7.4 Frein aux dépenses
Le projet ne contient pas de dispositions relatives aux subventions et ne prévoit ni crédits d’engagement ni plafonds de dépenses. Il n’est donc pas soumis au frein aux dépenses (art. 159, al. 3, let. b, Cst.).
7.5 Conformité aux principes de subsidiarité et d’équivalence fiscale
Le présent message respecte aussi bien le principe de subsidiarité que celui de l’équivalence fiscale.
7.6 Conformité à la loi sur les subventions
L’art. 3, al. 1, de la loi du 5 octobre 1990 sur les subventions (LSu)62 définit les aides financières comme des avantages monnayables accordés à des bénéficiaires étrangers à l’administration fédérale aux fins d’assurer ou de promouvoir la réalisation d’une tâche que l’allocataire a décidé d’assumer. Les avantages monnayables peuvent prendre notamment la forme de prestations pécuniaires à fonds perdu. Les rabais proposés dans le présent message pour les véhicules à propulsion électrique ne sont pas considérés comme des aides financières. Ils ne sont donc pas régis par les prescriptions correspondantes de la LSu.
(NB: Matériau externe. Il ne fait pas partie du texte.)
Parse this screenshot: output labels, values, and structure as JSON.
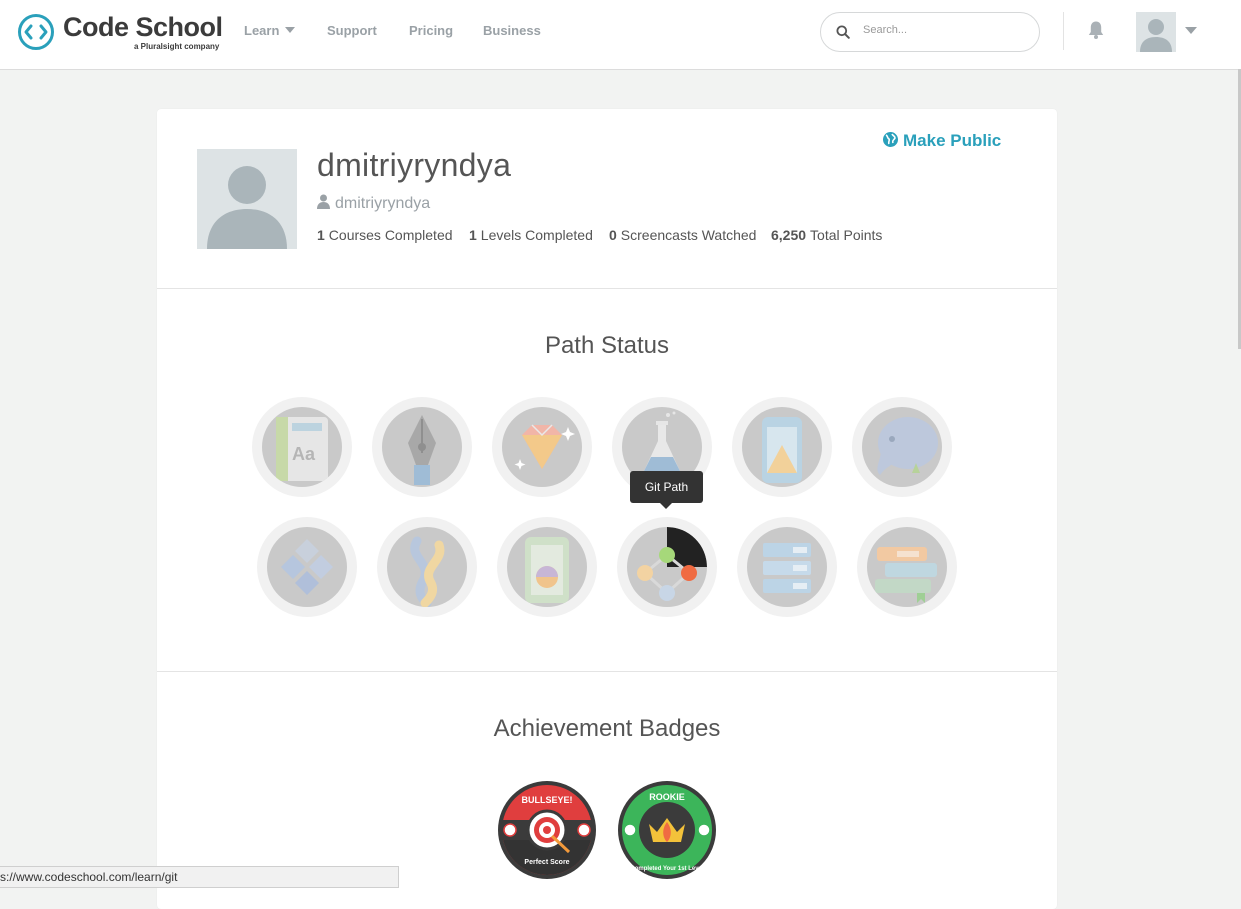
{
  "header": {
    "logo_title": "Code School",
    "logo_subtitle": "a Pluralsight company",
    "nav": [
      {
        "label": "Learn",
        "has_dropdown": true
      },
      {
        "label": "Support"
      },
      {
        "label": "Pricing"
      },
      {
        "label": "Business"
      }
    ],
    "search_placeholder": "Search...",
    "accent_color": "#2aa0bb"
  },
  "profile": {
    "name": "dmitriyryndya",
    "username": "dmitriyryndya",
    "make_public_label": "Make Public",
    "stats": [
      {
        "value": "1",
        "label": "Courses Completed"
      },
      {
        "value": "1",
        "label": "Levels Completed"
      },
      {
        "value": "0",
        "label": "Screencasts Watched"
      },
      {
        "value": "6,250",
        "label": "Total Points"
      }
    ]
  },
  "path_status": {
    "title": "Path Status",
    "paths": [
      {
        "icon": "html-css-path-icon"
      },
      {
        "icon": "design-pen-path-icon"
      },
      {
        "icon": "ruby-gem-path-icon"
      },
      {
        "icon": "javascript-flask-path-icon"
      },
      {
        "icon": "ios-device-path-icon"
      },
      {
        "icon": "php-elephant-path-icon"
      },
      {
        "icon": "dotnet-diamonds-path-icon"
      },
      {
        "icon": "python-snakes-path-icon"
      },
      {
        "icon": "android-device-path-icon"
      },
      {
        "icon": "git-nodes-path-icon",
        "tooltip": "Git Path",
        "progress": 0.25
      },
      {
        "icon": "database-server-path-icon"
      },
      {
        "icon": "books-path-icon"
      }
    ]
  },
  "achievements": {
    "title": "Achievement Badges",
    "badges": [
      {
        "name": "BULLSEYE!",
        "caption": "Perfect Score",
        "color": "#e03e3e"
      },
      {
        "name": "ROOKIE",
        "caption": "Completed Your 1st Level",
        "color": "#3cb55a"
      }
    ]
  },
  "status_bar": {
    "url": "s://www.codeschool.com/learn/git"
  }
}
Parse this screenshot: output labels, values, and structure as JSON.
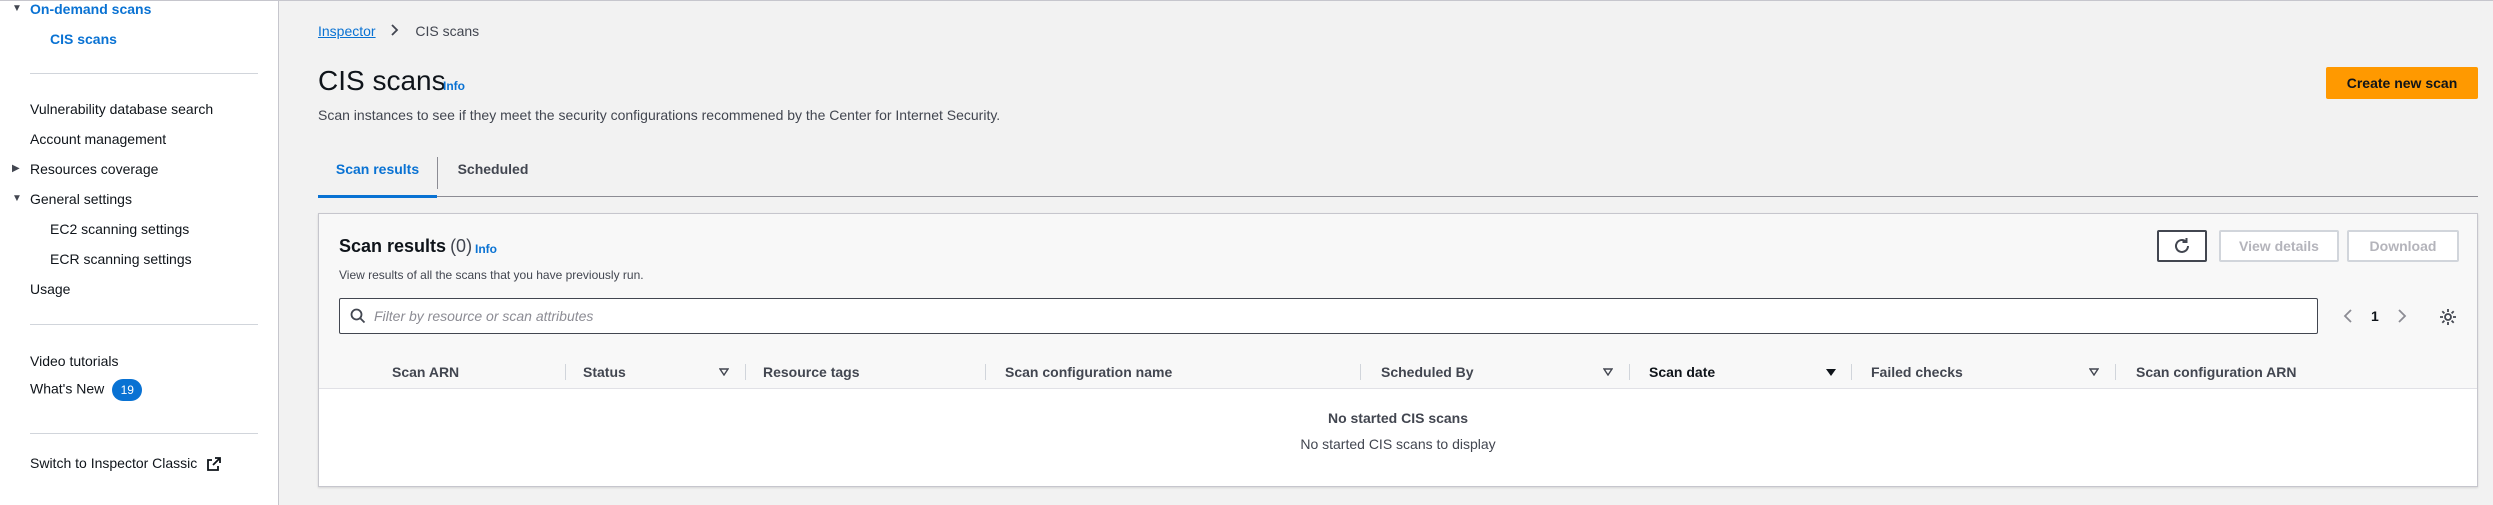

7.7 Délégation de compétences législatives
La loi contient des normes de délégation pour l’édiction d’ordonnances, dans la mesure où le Conseil fédéral, en tant que promulgateur de l’ordonnance, pourra édicter des ordonnances dans le cadre fixé par la loi. Cette délégation est nécessaire parce qu’elle concerne des réglementations dont le degré de concrétisation irait au-delà du niveau de la loi. En raison des lignes directrices données dans les articles de loi, le pouvoir législatif de la loi est suffisamment concrétisé. Les nouvelles dispositions de la loi prévoient les délégations suivantes:
– Adaptation du montant maximal de la RPLP forfaitaire au renchérissement (art. 4, al. 2, P-LRPL).
– Détermination de catégories pour les véhicules à propulsion électrique soumis à la RPLF (art. 4, al. 2 P-LRPL).
– Détermination de catégories de redevance pour la RPLP (Art. 8, al. 1 P‑LRPL) .
– Détermination des tarifs pour les différentes catégories de redevance (art. 8a, al. 1, P-LRPL).
– Adaptation des montants maximaux de la RPLP au renchérissement (art. 8a, al. 2, P-LRPL).
– Introduction d’un système de rabais sur les taux de redevance des véhicules à propulsion électrique sur une période de sept ans (art. 8b, al. 1, P-LRPL).
– Détermination du montant du rabais pour les véhicules à propulsion électrique (art. 8b, al. 2 P-LRPL).
– Introduction de rabais pour les véhicules de la catégorie EURO VII pendant la durée de validité du système de rabais pour les véhicules à propulsion électrique (art. 8b, al. 4, P-LRPL).
– Évaluation de l’effet du tarif réduit applicable aux véhicules à propulsion électrique (art. 8b, al. 5 P-LRPL).
– Détermination d’un montant minimum pour le remboursement de la redevance après la fourniture a posteriori de la preuve de l’attribution à une catégorie (art. 8c, al. 4, P-LRPL).
7.8 Protection des données
Le présent projet n’a pas de lien avec des prescriptions relevant du droit de la protection des données.